The 1912 season was more forgettable, "capped" by a walloping by Christian Brothers College of St. Louis. Gem City was late arriving for the game due to a train wreck en route. Knowing they were late, the GCBC boys dressed on the train and shuttled to the game by auto, but did not organize which players took which car, so the first eleven to arrive took the field regardless of their ability or position. Football rules at the time allowed team captains to agree to shorten the game as darkness loomed and, in this case, they agreed to play seven-minute quarters. After CBC scored 34 points in the first fourteen minutes, the game was cut short due to darkness and futility.
As the decade marched on, vocational business studies increasingly became the province of women rather than men, reducing the pool of football players. GCBC dropped football by 1916, citing time away from studies as the primary factor. Still, GCBC sent basketball teams onto the court for many years after dropping football.

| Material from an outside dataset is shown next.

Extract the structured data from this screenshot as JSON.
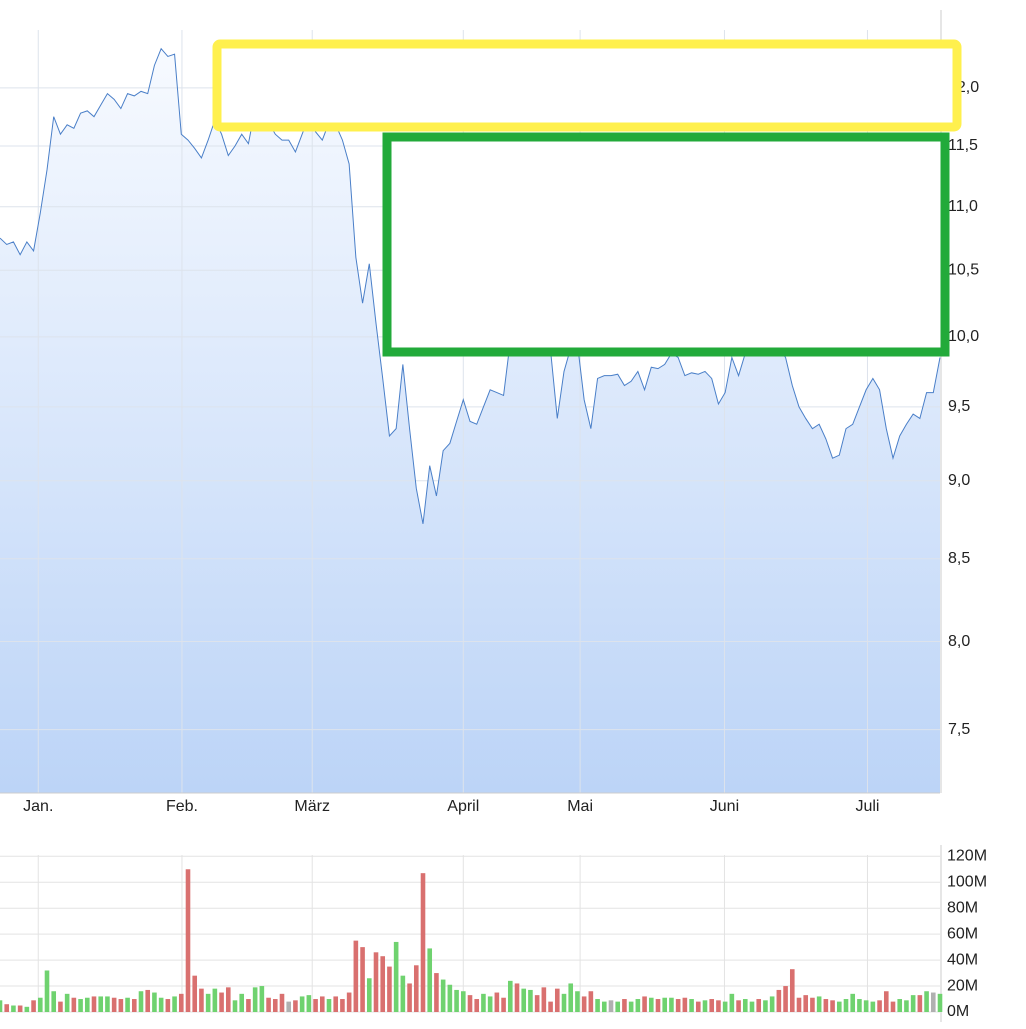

GCBC provided business education through the 1950s, taking a strategic turn in 1961 by purchasing the Horology Department (i.e., watch and clock making) of Bradley University. That move coincided with shortening the school name to Gem City College. Since acquiring a local beauty school in 1975, GCC has offered diplomas in both programs, but its days of football glory are long gone. Had society, the school, or football evolved differently, GCBC might have retained a spot in the sporting world, but that did not happen and their few moments of football glory are now largely forgotten.
Full disclosure: My lovely wife had the good fortune to grow up in Quincy. As a football history geek, I came across GCBC football team postcards over the years and finally decided to investigate what it was all about. Now you know the story as well.